In our architectural businesses, we expect demand conditions to be mixed by geography. In Europe, we anticipate demand will stabilize at current levels, resulting in year-over-year sales volume being much closer to the prior year. In the US, we anticipate DIY demand to remain at lower levels and pro contractor residential repaint activity to begin to modestly decline sequentially with the backdrop of lower existing home sales. Finally, in Mexico, we expect our PPG Comex business to continue to post solid organic growth.
In the third quarter, we expect to realize additional benefits from moderating cost inputs. At the peak of our supply disruptions, we had more than 160 force majeures in our global supply chain. That is now about 10, which is in line with our historical norms. To date, we have not yet recognized the full financial benefit of our commodity supply chain normalizing. From a financial realization perspective, through the end of June, our input costs were still 20% higher than the pre-pandemic levels. As we further reduce our inventories, we will realize additional earnings benefit.
We continue to work on our previously-announced restructuring initiatives and expect an incremental $15 million year-over-year earnings benefit in the third quarter.

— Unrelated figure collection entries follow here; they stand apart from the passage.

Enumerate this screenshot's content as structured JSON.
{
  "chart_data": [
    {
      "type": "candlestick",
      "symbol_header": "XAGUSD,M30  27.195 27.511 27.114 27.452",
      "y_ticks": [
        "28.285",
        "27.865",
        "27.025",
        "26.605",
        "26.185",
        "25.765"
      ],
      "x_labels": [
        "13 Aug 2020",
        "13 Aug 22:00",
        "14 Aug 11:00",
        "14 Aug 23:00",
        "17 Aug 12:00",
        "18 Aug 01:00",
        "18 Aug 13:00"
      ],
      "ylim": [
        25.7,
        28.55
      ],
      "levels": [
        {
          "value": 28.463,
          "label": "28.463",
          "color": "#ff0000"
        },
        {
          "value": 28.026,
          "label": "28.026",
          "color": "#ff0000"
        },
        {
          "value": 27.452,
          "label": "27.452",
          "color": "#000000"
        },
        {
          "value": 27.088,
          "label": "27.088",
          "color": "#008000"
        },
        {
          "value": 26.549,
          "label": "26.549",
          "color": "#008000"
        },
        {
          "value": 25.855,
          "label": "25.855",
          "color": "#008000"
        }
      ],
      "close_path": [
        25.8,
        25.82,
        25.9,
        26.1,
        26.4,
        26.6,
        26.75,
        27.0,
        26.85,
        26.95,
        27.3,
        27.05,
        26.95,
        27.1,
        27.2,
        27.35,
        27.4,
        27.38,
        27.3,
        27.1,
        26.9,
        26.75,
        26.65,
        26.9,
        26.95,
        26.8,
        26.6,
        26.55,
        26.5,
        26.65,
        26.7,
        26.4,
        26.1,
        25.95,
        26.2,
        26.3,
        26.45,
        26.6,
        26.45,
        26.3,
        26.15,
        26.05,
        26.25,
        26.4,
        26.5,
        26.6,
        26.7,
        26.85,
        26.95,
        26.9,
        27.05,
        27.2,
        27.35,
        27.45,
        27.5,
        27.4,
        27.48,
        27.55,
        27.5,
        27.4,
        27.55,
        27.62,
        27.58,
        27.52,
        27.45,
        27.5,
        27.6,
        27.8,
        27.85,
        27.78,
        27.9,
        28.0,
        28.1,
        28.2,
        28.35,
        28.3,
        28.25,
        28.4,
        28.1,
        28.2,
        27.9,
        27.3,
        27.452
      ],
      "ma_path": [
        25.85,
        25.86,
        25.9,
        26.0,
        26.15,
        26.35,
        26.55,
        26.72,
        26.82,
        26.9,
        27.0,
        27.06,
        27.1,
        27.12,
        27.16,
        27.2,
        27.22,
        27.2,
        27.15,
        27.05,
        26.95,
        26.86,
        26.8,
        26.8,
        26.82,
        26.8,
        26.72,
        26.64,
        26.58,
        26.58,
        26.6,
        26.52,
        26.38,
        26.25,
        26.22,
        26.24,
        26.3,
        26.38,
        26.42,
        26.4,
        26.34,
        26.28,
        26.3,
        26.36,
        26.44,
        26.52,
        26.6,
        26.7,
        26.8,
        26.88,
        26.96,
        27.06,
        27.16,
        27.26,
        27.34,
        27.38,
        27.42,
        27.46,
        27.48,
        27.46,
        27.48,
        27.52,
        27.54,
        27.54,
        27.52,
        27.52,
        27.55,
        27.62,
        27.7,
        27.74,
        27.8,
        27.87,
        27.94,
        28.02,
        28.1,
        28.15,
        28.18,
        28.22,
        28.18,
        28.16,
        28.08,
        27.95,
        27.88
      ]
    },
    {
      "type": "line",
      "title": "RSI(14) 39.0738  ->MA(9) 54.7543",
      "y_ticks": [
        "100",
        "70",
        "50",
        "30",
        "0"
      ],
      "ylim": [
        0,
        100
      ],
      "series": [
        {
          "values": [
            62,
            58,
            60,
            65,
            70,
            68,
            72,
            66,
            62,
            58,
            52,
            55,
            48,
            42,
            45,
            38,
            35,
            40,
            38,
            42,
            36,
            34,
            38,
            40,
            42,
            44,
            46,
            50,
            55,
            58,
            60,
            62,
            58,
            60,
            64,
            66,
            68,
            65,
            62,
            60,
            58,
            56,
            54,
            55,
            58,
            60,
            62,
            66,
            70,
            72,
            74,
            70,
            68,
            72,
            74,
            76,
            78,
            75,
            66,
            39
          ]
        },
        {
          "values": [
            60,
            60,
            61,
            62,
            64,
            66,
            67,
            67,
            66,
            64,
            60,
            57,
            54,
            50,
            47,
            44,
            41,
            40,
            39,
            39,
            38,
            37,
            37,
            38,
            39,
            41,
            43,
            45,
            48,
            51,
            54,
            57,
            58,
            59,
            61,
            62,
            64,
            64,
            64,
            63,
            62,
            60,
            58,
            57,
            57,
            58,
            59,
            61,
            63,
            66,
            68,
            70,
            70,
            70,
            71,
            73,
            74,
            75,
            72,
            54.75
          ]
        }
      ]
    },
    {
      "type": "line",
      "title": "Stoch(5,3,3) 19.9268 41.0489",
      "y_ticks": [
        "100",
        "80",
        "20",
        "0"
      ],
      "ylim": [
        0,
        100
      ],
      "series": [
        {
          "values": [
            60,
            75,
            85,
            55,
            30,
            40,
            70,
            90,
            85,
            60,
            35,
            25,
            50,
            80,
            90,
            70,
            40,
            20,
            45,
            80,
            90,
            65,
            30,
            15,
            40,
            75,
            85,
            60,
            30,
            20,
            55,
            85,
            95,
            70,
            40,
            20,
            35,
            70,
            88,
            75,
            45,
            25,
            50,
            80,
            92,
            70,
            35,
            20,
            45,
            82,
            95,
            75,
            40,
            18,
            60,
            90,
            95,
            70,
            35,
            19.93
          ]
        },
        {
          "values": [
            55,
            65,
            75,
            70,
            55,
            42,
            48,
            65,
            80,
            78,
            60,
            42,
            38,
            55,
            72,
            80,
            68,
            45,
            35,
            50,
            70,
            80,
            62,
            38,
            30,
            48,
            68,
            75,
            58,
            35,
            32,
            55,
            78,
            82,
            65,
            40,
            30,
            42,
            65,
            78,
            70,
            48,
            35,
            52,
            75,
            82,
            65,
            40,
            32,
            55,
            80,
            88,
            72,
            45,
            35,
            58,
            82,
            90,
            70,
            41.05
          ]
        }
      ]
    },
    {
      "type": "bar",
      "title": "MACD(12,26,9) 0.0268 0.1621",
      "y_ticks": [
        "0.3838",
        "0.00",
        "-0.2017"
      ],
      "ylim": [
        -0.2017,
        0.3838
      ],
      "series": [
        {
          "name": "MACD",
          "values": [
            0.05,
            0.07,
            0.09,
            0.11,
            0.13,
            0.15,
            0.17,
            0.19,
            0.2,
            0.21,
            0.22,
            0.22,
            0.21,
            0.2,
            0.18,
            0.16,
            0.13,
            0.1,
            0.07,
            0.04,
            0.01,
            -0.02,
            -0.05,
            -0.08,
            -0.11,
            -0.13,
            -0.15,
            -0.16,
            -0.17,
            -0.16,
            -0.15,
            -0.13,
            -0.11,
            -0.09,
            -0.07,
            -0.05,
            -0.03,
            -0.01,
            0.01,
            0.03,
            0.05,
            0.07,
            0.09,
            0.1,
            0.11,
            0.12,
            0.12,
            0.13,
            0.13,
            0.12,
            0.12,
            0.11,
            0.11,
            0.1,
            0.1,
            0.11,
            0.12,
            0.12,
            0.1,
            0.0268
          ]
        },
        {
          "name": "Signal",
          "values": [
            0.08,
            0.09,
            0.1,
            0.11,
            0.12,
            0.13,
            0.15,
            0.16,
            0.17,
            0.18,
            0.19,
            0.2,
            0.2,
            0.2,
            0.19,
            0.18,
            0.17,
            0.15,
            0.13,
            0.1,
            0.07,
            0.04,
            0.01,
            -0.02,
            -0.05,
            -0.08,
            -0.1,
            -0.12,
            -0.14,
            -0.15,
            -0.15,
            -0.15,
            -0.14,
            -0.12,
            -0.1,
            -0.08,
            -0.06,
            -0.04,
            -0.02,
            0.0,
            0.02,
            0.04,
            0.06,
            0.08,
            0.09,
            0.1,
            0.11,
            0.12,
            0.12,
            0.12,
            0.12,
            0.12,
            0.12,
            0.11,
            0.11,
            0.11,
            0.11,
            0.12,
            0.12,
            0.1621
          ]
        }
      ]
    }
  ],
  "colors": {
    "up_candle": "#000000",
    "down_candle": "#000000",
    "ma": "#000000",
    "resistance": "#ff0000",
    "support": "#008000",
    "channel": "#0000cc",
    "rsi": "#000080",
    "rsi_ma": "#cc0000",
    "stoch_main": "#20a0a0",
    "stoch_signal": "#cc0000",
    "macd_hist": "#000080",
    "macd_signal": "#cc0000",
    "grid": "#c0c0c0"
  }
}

Additionally, we will benefit from the recent paint [Phonetic] film acquisition that we made in the second quarter. This business is uniquely positioned in the premium end of this new emerging market and has good customer pull and future growth prospects. Annual sales of this business are about $100 million.
Despite the challenging environment, we have raised our full-year earnings guidance and expects thirds quarter aggregated segment margins will be higher on a year-over-year basis for the fourth consecutive quarter.
Finally, I want to thank our team members around the world who support our customers, serve our communities and continually look for ways to do better today than yesterday, every day. It is their dedication and commitment to helping make our customers successful that gives me continued confidence in our future. As we mark PPG's 140th anniversary in August, I firmly believe that our best days still remain ahead of us. Thank you for your continued confidence in PPG.
This concludes our prepared remarks. And now, would you please open the line for questions?